A promising low pressure methanol synthesis route from CO₂ hydrogenation over Pd@Zn core-shell catalysts

At present, there is no low pressure methanol synthesis from CO₂/H₂ with high yield despite the presence of an upstream process of aqueous phase reforming (APR) of biomass derivatives on an industrial scale for CO₂/H₂ production at ca. 2 MPa. This is due to the intrinsic thermodynamics of the system which leads to particularly high CO levels at low pressure through reversed water gas shift reaction (RWGS) for most studied catalysts.
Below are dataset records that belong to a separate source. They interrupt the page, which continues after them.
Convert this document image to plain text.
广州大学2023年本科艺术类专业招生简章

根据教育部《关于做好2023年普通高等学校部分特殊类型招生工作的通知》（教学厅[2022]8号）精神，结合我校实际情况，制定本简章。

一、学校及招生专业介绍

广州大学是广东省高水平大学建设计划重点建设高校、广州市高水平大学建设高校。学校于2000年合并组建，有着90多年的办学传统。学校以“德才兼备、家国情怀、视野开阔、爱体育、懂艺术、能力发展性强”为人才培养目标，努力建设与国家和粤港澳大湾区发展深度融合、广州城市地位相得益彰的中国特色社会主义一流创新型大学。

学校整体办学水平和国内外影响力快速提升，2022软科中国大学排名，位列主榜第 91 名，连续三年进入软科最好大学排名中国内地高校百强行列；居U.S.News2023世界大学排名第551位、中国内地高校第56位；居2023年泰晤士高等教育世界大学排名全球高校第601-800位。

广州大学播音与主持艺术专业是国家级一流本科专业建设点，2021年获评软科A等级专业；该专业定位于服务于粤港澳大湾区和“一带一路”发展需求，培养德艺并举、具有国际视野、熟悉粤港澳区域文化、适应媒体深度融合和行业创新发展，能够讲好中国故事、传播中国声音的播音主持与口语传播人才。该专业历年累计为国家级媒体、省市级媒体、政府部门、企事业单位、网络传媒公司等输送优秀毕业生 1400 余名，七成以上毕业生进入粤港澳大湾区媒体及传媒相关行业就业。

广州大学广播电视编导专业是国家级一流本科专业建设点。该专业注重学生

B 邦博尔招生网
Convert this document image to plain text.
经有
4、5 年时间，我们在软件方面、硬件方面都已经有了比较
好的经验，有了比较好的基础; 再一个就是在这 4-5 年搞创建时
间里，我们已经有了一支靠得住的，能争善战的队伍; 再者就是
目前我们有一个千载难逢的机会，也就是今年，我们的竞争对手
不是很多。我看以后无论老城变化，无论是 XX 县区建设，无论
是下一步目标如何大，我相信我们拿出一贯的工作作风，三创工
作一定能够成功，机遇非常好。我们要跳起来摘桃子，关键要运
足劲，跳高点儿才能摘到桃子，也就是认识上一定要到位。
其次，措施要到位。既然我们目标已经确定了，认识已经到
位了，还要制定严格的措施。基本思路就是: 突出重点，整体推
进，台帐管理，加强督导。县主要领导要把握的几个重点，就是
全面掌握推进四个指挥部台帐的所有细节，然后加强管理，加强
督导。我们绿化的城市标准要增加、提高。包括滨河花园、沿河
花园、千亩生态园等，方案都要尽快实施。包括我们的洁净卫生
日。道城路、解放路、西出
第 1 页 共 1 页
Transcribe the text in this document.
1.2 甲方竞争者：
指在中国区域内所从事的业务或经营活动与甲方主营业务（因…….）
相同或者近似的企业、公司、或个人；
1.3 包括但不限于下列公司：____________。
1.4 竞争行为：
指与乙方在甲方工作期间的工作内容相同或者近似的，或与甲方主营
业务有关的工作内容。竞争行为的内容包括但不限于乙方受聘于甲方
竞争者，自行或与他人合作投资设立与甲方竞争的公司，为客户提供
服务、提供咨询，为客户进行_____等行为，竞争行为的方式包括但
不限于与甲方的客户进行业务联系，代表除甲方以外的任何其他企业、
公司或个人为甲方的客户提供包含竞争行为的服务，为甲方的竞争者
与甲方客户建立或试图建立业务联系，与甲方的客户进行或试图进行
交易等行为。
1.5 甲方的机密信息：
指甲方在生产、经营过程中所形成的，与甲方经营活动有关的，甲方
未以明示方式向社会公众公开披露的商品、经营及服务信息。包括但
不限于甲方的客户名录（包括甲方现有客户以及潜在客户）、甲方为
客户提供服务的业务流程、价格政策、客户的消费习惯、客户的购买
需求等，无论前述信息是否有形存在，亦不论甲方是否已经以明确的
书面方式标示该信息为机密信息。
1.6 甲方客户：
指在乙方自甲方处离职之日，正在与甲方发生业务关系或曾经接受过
Here we report a new Pd@Zn core-shell catalyst that offers a significantly higher kinetic barrier to CO/H₂O formation in CO₂ hydrogenation to reduce the CO levels but facilitates CH₃OH formation at or below 2 MPa with CH₃OH selectivity maintained at ca. 70% compared to ca. 10% over industrial Cu catalysts. The corresponding methanol yield at 2 MPa reaches 6.1 g_methanol g_{active metal}^-1 h^-1, which is comparable to the best reported value among a wide variety of catalysts under 5 MPa. It is thus believed that this active Pd based catalyst opens up a promising possibility for low pressure and temperature methanol production using a renewable biomass resource for fossil-fuel-starved countries.